The Cloud Security Alliance, a coalition of cybersecurity executives and former senior U.S. government officials, warned in an April 12 briefing that Mythos represents a step change that "lowers the cost and skill floor for discovering and exploiting vulnerabilities faster than organizations can patch them."
Bruce Schneier, a security researcher and author whose work on cryptography and cybersecurity has been influential for three decades, offered a more complicated read. "Anthropic's Mythos announcement is a PR play that worked," he wrote on April 13. But he added a significant caveat: the security company Aisle was able to replicate the vulnerabilities Anthropic found using older, cheaper, publicly available models. "There is a difference between finding a vulnerability and turning it into an attack," Schneier wrote. "This points to a current advantage to the defender."
That distinction matters. Glasswing addresses the harder problem of coordinated vulnerability disclosure: finding bugs, notifying maintainers, giving them time to patch, then publishing. But if the barrier to operationalization is lower than Glasswing's proponents assume, the model may be solving the simpler half of the problem while the harder half remains accessible to anyone with a consumer GPU.
The timeline matters here. Anthropic announced Mythos Preview and Project Glasswing on April 7, 2026. The regulatory warnings from the ECB, U.S. Treasury, and UK government followed within days. Whether Glasswing was a proactive containment strategy or a reactive PR response to anticipated regulatory pressure is not yet clear from public sources. Anthropic declined to comment beyond its April 7 announcement.
What is clear is that the banking sector's exposure is not hypothetical. Financial institutions run some of the oldest and most interconnected technology stacks in existence. Core banking systems at large banks often include decades-old mainframe code. ATM networks, interbank settlement systems, and know-your-customer platforms frequently depend on shared vendors and shared infrastructure. A vulnerability in any one of those systems does not stay contained to that system.
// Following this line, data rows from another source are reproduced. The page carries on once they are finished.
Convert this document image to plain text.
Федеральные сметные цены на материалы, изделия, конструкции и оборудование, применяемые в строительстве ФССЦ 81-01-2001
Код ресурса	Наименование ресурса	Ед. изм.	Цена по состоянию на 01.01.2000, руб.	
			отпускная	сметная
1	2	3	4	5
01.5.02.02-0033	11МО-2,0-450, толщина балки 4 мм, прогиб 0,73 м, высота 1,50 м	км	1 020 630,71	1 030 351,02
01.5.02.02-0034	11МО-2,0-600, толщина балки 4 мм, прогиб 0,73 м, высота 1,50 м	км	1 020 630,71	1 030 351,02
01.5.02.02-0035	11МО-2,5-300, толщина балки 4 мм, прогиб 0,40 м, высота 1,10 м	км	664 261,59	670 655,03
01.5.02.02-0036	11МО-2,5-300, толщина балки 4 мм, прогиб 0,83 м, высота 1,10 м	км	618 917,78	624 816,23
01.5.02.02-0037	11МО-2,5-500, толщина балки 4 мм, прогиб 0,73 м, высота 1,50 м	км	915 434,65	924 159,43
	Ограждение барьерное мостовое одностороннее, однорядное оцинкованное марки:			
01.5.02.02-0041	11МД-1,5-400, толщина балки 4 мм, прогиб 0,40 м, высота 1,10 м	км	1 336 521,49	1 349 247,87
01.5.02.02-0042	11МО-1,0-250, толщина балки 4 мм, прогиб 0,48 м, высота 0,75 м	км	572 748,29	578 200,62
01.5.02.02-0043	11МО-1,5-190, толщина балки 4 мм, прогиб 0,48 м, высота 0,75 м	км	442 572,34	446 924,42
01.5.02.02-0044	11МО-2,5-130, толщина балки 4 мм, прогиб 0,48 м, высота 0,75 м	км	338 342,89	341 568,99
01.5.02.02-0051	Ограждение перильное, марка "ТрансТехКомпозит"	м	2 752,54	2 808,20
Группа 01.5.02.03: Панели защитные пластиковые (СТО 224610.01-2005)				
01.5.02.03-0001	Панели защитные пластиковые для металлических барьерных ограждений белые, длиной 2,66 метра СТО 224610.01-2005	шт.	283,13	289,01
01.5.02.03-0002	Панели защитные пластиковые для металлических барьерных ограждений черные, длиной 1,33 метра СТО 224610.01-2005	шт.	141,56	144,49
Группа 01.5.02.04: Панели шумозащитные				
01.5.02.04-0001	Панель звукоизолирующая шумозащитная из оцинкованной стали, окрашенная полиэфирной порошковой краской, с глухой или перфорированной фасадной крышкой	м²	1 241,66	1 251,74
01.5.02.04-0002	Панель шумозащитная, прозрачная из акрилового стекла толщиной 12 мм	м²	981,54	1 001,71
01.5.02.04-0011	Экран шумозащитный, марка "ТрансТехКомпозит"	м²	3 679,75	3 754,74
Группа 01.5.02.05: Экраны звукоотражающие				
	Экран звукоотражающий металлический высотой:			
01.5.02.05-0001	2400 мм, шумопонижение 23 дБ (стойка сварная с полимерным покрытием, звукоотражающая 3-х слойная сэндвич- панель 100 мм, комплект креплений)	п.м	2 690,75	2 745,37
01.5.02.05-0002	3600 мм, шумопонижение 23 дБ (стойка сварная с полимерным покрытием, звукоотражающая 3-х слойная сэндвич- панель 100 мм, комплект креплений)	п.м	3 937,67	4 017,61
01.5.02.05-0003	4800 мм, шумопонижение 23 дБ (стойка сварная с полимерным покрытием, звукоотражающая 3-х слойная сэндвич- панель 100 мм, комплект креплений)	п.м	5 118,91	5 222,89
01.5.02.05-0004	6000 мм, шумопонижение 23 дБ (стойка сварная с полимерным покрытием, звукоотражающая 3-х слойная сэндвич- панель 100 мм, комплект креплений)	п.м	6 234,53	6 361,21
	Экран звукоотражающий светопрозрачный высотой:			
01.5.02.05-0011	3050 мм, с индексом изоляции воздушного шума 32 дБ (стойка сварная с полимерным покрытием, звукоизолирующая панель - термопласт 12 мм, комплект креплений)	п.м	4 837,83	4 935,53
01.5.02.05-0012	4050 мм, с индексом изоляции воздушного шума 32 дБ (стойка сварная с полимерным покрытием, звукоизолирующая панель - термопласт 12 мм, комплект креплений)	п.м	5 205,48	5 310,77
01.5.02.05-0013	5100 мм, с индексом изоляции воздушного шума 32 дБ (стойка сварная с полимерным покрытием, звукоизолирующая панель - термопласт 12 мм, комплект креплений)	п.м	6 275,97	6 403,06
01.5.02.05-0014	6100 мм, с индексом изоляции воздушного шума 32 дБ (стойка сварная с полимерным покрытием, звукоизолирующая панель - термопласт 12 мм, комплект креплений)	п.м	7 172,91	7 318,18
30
The pressure on banks is compounding. Regulators in multiple jurisdictions are demanding they demonstrate preparedness for a threat category that did not exist a year ago. The infrastructure to respond is being built in parallel, under the auspices of a coalition whose effectiveness has not yet been tested at scale. And the underlying capability that created the problem is not standing still: Anthropic's own benchmarks show the gap between its current model and its predecessor doubling and tripling across multiple measures. If that trajectory holds, the race Glasswing is trying to win may be one whose finish line keeps moving.
What to watch next: whether any of the 40-plus organizations beyond the twelve founding partners begin publishing vulnerability disclosures attributable to Mythos Preview findings, and whether those disclosures arrive faster than the coordinated regulatory inquiries currently underway produce formal guidance. Either data point would begin to answer whether Glasswing is a real containment model or an exceptionally well-funded press release.